Придя утром в Курчавино к Ульяне и не застав у нее сына, Галина отправилась затем вместе с теткой (прихворнувшей, как она сказала, в этот день) на ферму, где должен был работать Юрий.

Прежде Галина знала почти всех, кто жил в Курчавине; теперь же ей казалось, что, кроме тетки Ульяны, она никого не знала и что все так странно изменилось здесь, но изменилось лишь то, что свезены были сюда избы из соседних деревень, был выстроен в центре деревни сельский универмаг, как аквариум, просвечивавшийся сквозь стекла до самых прилавков, и выстроены были клуб и правление колхоза, окна которого широко, непривычно и весело смотрели на деревенскую улицу, — ей казалось, что все так изменилось, что она не узнала того, что раньше было хорошо знакомо ей. После московского многолюдья, хотя она уже вторую неделю гостила у отчима, она никак не могла привыкнуть к тишине деревенской жизни, и ей казалось, что здесь, где раньше (по ее памяти) все было шумно, оживленно и весело, происходило запустение, какое она ясно как будто видела и сознавала, но какого не замечали и не чувствовали все другие вокруг нее. Запустением веяло и от перестроенного и обновленного дома отчима, и от разговоров и одних и тех же каждодневных хозяйских дел, чем были заняты Степанида и Ксения, и от тетки Ульяны, старушечьи юбки и кофты которой были все какого-то одного неприглядного цвета и одного (непонятно какого) покроя, и от ее мужа, колхозного столяра, которого, сколько Галина приходила к ним, видела в одной и той же линялой косоворотке, влажно прилипавшей к начавшим уже сутулиться мужицким плечам; ей не нравилось (после Москвы) все в этой как будто однообразной и скучной деревенской жизни, из какой она когда-то вышла сама, но какую теперь не мыслила для себя. На душе ее было так опустошенно, что и вокруг себя она видела ту же пустоту и боялась за Юрия, что и он должен был мучиться всей этой непривычной для себя переменою жизни.

Когда Галина выезжала из Москвы, она не думала, что отчим особенно обрадуется ее приезду, но все же надеялась (по той прежней любви, какую, она знала, всегда питал к ней отчим), что не только будет принята, но и понята и прощена им. Теперь же, чем дольше жила у него, тем яснее становилось ей, что она, как выроненное у порога полено, через которое нельзя пройти не споткнувшись, только мешает отчиму и раздражает его.
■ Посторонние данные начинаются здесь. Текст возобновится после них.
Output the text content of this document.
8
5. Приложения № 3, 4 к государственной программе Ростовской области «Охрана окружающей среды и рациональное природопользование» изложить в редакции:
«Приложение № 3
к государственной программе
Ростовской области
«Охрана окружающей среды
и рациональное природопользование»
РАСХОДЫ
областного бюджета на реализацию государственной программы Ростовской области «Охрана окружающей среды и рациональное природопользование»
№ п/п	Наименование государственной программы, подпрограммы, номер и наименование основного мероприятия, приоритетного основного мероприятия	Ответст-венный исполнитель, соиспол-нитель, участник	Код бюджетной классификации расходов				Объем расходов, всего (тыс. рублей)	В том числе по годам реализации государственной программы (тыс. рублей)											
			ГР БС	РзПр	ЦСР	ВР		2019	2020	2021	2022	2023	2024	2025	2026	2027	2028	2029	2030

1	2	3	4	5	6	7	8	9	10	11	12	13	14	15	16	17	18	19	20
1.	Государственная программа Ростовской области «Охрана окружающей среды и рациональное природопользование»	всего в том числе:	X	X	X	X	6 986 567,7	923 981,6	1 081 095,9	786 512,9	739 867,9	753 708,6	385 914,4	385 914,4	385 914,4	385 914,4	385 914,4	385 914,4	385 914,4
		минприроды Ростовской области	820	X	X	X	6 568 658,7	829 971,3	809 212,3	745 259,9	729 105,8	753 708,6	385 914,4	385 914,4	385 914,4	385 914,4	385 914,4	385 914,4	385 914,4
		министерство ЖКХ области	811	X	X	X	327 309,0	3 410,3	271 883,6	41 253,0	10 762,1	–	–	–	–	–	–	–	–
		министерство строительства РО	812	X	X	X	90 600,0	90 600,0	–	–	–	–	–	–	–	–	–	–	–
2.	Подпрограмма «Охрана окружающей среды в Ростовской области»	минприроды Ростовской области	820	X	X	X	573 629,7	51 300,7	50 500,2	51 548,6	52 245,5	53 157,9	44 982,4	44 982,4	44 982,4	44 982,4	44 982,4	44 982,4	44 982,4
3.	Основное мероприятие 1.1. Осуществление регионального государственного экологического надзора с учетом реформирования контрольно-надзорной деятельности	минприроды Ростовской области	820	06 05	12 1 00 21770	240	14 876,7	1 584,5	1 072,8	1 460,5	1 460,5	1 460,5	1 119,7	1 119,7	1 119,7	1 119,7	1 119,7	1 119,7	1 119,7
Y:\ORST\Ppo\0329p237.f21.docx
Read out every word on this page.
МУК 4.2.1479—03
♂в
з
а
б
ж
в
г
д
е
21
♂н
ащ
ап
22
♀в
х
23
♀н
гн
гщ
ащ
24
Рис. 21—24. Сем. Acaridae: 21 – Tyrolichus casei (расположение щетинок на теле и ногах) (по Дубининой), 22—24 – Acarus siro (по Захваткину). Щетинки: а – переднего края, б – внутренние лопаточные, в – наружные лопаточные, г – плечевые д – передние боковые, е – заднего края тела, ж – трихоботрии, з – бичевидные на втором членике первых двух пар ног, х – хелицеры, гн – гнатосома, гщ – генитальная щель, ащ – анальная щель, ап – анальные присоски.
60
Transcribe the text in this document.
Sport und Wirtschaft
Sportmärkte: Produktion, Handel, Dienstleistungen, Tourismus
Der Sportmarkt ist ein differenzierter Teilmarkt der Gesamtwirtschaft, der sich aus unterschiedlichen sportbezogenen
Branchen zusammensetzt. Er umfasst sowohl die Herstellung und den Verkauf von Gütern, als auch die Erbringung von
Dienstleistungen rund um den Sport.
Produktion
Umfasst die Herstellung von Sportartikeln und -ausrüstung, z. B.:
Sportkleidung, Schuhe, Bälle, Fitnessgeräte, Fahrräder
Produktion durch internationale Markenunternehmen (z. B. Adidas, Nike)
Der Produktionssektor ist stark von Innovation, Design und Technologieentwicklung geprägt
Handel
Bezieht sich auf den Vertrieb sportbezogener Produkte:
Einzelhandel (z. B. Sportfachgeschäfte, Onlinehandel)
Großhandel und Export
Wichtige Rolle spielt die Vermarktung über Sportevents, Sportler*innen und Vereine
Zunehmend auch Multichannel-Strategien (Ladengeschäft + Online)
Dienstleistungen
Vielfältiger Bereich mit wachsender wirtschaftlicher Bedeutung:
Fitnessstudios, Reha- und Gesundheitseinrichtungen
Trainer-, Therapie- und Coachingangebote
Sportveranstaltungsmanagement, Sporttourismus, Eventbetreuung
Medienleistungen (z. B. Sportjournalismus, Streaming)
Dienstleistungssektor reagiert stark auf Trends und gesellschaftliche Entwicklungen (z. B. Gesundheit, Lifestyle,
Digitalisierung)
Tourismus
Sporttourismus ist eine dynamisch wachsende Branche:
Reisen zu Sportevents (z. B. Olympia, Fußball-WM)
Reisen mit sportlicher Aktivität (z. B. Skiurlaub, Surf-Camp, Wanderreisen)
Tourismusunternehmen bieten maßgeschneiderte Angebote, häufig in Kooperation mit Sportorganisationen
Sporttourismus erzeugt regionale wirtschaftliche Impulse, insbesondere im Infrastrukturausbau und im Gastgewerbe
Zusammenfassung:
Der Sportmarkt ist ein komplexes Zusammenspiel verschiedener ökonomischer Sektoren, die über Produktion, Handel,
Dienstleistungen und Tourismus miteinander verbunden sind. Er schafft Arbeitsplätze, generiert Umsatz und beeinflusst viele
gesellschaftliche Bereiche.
Ее поразило, как он изменился за то время, пока она не была у него; и она видела в нем те странности, каких не замечала прежде: что он, спрашивая, не ждал и не слушал ответа, что всякий разговор о чем-либо житейском, что особенно важно было для Галины, сейчас же вызывал на лице его неприятное выражение, будто он прикасался к чему-то липкому, что нужно будет потом отмывать от рук; она с удивлением отмечала про себя, что в то время как он должен был как будто жить свободною, как пенсионер, жизнью, он постоянно был занят так, словно решал что-то важное для человечества. Она видела в нем то, чего не видели ни Ксения, ни Степанида; но при первой же попытке поговорить с ними об отчиме поняла, что поведение его было для них той необходимой нормою жизни, без чего отчим не был бы для них тем, кого они должны были ценить и боготворить. «Неужели и тогда было все так? — думала она, ужасаясь тому, что открывалось ей в доме отчима. — Он же болен, он заговаривается, его надо лечить! И Дементий ничего не знает...» Но, несмотря на то, что она думала так, она не только не предпринимала что-либо, чтобы исправить положение, но продолжала глубоко и затаенно обижаться на отчима, что он оставался безразличным к ней и ее горю — сыну Юрию.